How did it come to this? I still can’t believe it myself. I started as an Intel + MS-DOS guy (was I the only one that was thrilled when DOS 6.22 was released??). My first deviation from the Intel / Microsoft platform was Solaris, strictly via the shell. I refused to deal with the Solaris windowing environment. No fancy frills for me, just give me the CLI and leave me alone. Windows came along and it opened a whole new way of working with computers for me. Then came Cyrix & AMD and I haven’t owned in Intel processor since. Finally, Linux hit the world by storm, and I found my new favorite platform (Linux on a PC).
The one constant in all of this change? No Mac…never, ever, ever. I refused. I didn’t like their products, didn’t like their messaging, and couldn’t stand their image. I always said: “Macs are for art students and kindergarteners, PCs are for doing real work”. Yet despite all the goodness I heard regarding OS/X, I refused to believe Macs were finally running a real OS. Plus, every time I walk by an Apple store and see the “genius bar,” I can’t stop laughing.
As the Product Owner at AccuRev, the problem I began hearing more and more from customers I really respect was they love developing software on their Macs, but their AccuRev/Mac experience could use some improvement.
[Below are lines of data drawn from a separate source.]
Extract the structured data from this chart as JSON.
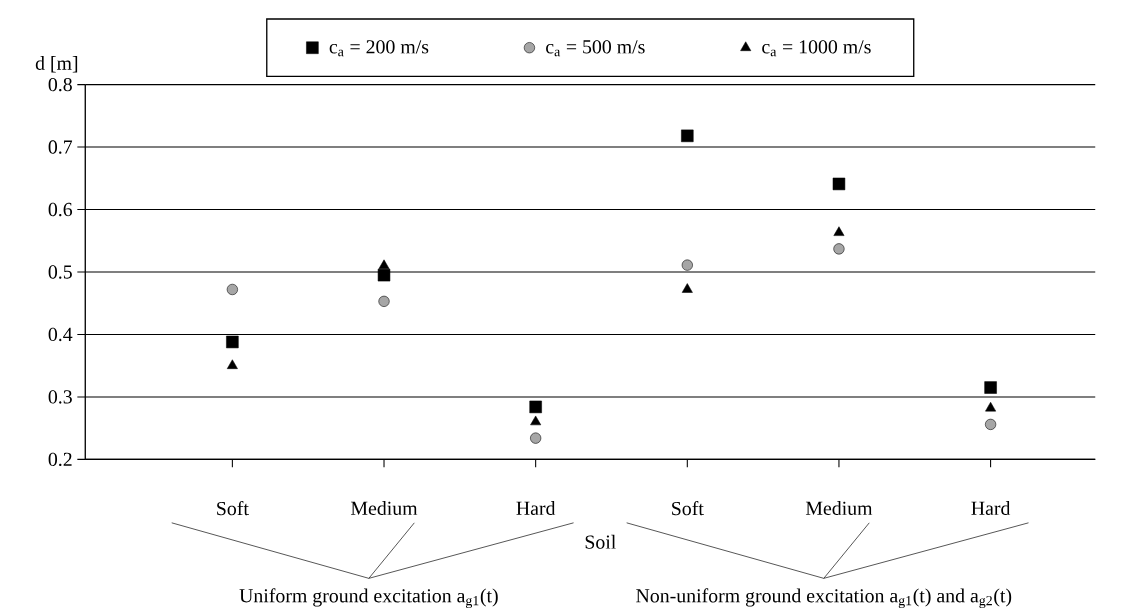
{
  "chart_data": {
    "type": "scatter",
    "ylabel": "d [m]",
    "xlabel": "Soil",
    "categories": [
      "Soft",
      "Medium",
      "Hard",
      "Soft",
      "Medium",
      "Hard"
    ],
    "series": [
      {
        "name": "c$_{a}$ = 200 m/s",
        "color": "#000000",
        "marker": "square",
        "values": [
          0.388,
          0.495,
          0.284,
          0.718,
          0.641,
          0.315
        ]
      },
      {
        "name": "c$_{a}$ = 500 m/s",
        "color": "#a6a6a6",
        "marker": "circle",
        "values": [
          0.472,
          0.453,
          0.234,
          0.511,
          0.537,
          0.256
        ]
      },
      {
        "name": "c$_{a}$ = 1000 m/s",
        "color": "#000000",
        "marker": "triangle",
        "values": [
          0.35,
          0.51,
          0.26,
          0.472,
          0.563,
          0.282
        ]
      }
    ],
    "ylim": [
      0.2,
      0.8
    ],
    "yticks": [
      0.2,
      0.3,
      0.4,
      0.5,
      0.6,
      0.7,
      0.8
    ],
    "grid": "y",
    "legend": "top",
    "annotations": [
      "Uniform ground excitation a$_{g1}$(t)",
      "Non-uniform ground excitation a$_{g1}$(t) and a$_{g2}$(t)"
    ]
  }
}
Given that AccuRev is a leading provider and integrator of Agile Software Development Tools, I put my Agile Product Owner hat on and visited some of our Mac users to see if we needed to do some agile planning and shape up the backlog a bit to support the Mac better.
All I can say is I was definitely blown away watching the Mac experience in action. These brilliant engineers were showing me areas where both the AccuRev GUI and our AccuBridge for Eclipse and IntelliJ integrations can be improved upon as part of the natural Mac UI. In my next agile planning session, I prioritized Snow Leopard support right to the top of the backlog. (Which by the way is so great about agile; being able to adjust or course correct your plans after each sprint is powerful, thus allowing you to react to your customers so much better.)
I had to make a tough decision: either take our customers’ word for it, or experience it myself. I figured what better way to see what needed fixing than to have a Mac affect my daily use. So I took the plunge and bought a MacBook.
Testing Agile Planning on the Mac
So I am sitting here as I type this with 2 Chrome windows open (23 tabs total), Firefox open (11 tabs), Safari open (5 tabs), Eclipse, AccuRev, 5 bash terminals running, simultaneously running Windows 7 and Ubuntu VMs (via VirtualBox), 3 Word docs and 4 Excel spreadsheets open, and 6 Finder windows. The MacBook is basically laughing at me as if to say “keep it coming”… I am still in disbelief.
Here is AccuRev’s WebUI running inside of Eclipse on Mac with AccuRev’s Eclipse integration enabled. I can do all my agile planning, process management and development right from within Eclipse!
So that’s it…I’m a Mac fan now. Don’t expect me to be growing a ponytail anytime soon though.